Pathways is a web app that lets you view details about UNSW courses, including timetables, prerequisites and course summaries, in a friendlier manner than the course handbook and timetable sites. It still has a long way to go in terms of cleaning up the code and adding in a few more features (I will probably end up rewriting significant chunks of it in the near future), but I've been pressured (*cough* Goldy *cough*) to release the source, so here it is in all its unpolished glory. The 'official' instance is currently run from my CSE account here.

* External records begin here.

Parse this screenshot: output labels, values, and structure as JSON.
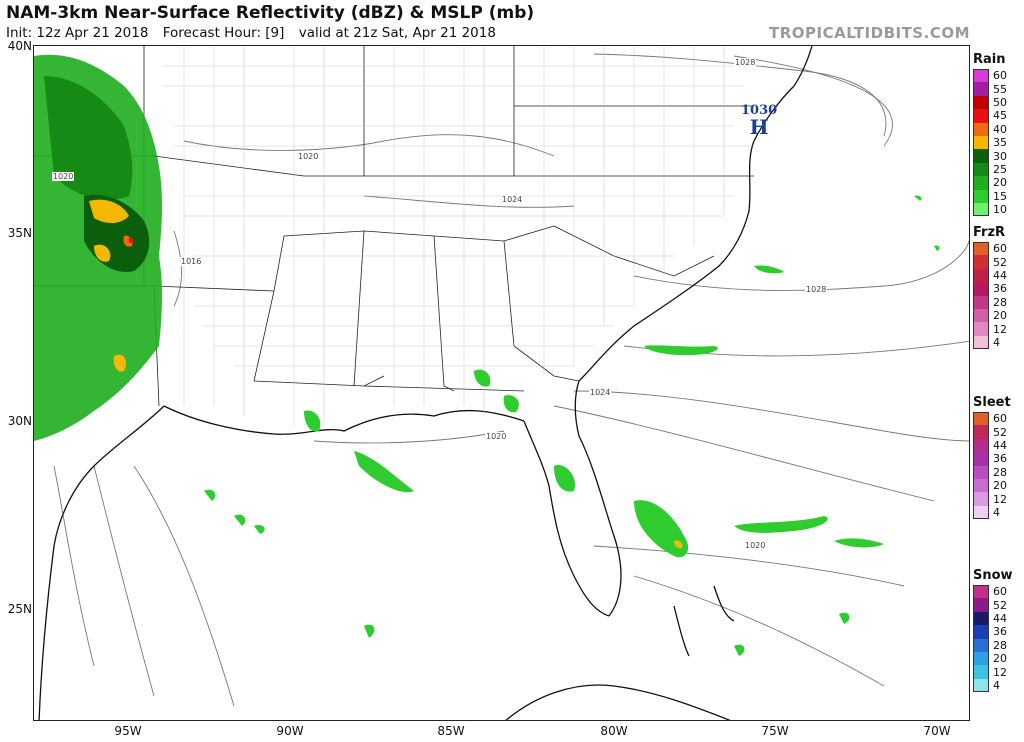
{
  "header": {
    "title": "NAM-3km Near-Surface Reflectivity (dBZ) & MSLP (mb)",
    "init": "Init: 12z Apr 21 2018",
    "forecast_hour": "Forecast Hour: [9]",
    "valid": "valid at 21z Sat, Apr 21 2018",
    "credit": "TROPICALTIDBITS.COM"
  },
  "axes": {
    "lat_labels": [
      "40N",
      "35N",
      "30N",
      "25N"
    ],
    "lon_labels": [
      "95W",
      "90W",
      "85W",
      "80W",
      "75W",
      "70W"
    ]
  },
  "pressure_center": {
    "value": "1030",
    "symbol": "H",
    "color": "#1a3fa0"
  },
  "isobar_labels": [
    "1028",
    "1020",
    "1016",
    "1024",
    "1028",
    "1024",
    "1020",
    "1020",
    "1020"
  ],
  "legends": [
    {
      "title": "Rain",
      "values": [
        "60",
        "55",
        "50",
        "45",
        "40",
        "35",
        "30",
        "25",
        "20",
        "15",
        "10"
      ],
      "colors": [
        "#d83cd8",
        "#a020a0",
        "#c00000",
        "#e81010",
        "#f26a10",
        "#f5b800",
        "#0b5e0b",
        "#158a15",
        "#1eae1e",
        "#2fcc2f",
        "#6ef06e"
      ]
    },
    {
      "title": "FrzR",
      "values": [
        "60",
        "52",
        "44",
        "36",
        "28",
        "20",
        "12",
        "4"
      ],
      "colors": [
        "#e0602a",
        "#cc3030",
        "#c02048",
        "#b81860",
        "#c03a88",
        "#d060a6",
        "#e088c0",
        "#f3c0dc"
      ]
    },
    {
      "title": "Sleet",
      "values": [
        "60",
        "52",
        "44",
        "36",
        "28",
        "20",
        "12",
        "4"
      ],
      "colors": [
        "#e0602a",
        "#c0285a",
        "#b52c8a",
        "#a532a8",
        "#b84fc0",
        "#c66ed0",
        "#d99ae0",
        "#efd0f2"
      ]
    },
    {
      "title": "Snow",
      "values": [
        "60",
        "52",
        "44",
        "36",
        "28",
        "20",
        "12",
        "4"
      ],
      "colors": [
        "#c0308a",
        "#8a1a8a",
        "#1a1a6a",
        "#1a3fb5",
        "#2870d8",
        "#2fa0e0",
        "#3cc3e0",
        "#8fe3ef"
      ]
    }
  ]
}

In its current state, Pathways has several components:
- scraper.py, a Python program that downloads the HTML from every course page on the aforementioned handbook
- binder.py, a Python program that takes in the HTML downloaded by the scraper, parses it (with regex, I'm ashamed to say... see, there's a reason why I didn't want to release the source just yet!), and puts the results into a SQLite database, courses.db
- server.py, the web server (duh), written in Python using Flask, which responds to requests using the information in courses.db and by downloading (and caching) pages from the UNSW timetable site
- static/index.html, static/css/main.css, static/js/main.js, all the front end stuff, making heavy use of Bootstrap and jquery
In an attempt to quickly get Pathways running with CGI (which I needed to get it running on the CSE servers), I also wrote a horrible shell script, cgiify.sh, which runs a few of the above files through sed to produce their CGI counterparts, with the primary changes being the different location of static files and the requirement that no debugging stuff be printed to stdout. Yes, there are far better ways to go about doing this (I'm not sure what good practice of CGI with Flask is, as using CGI with Flask in itself doesn't seem to be good practice), this being one of the many reasons why I didn't want to release the source in this state... Regardless, if you want to start up your own instance locally, you shouldn't need to worry about this; just run server.py and let Flask work its magic.
A word of warning for those who actually want to start up their own instances: you must first run scraper.py (which will download more than 5000 handbook pages at ~25KB each, totalling ~130MB, be warned!) and then binder.py (which will compress all those pages into a SQLite database ~6MB in size), otherwise the server will have no data to work from!
I'll leave the rest of its inner workings for you to figure out (in case I haven't repeated it enough, it's unpolished, don't judge me!), so if you have any questions/comments/threats, feel free to contact me on the email I've listed on GitHub or try and hunt me down at the CSE weekly BBQ.
Pathways is made available under the Apache License 2.0. Portions of the timetable display code are based on Octangles.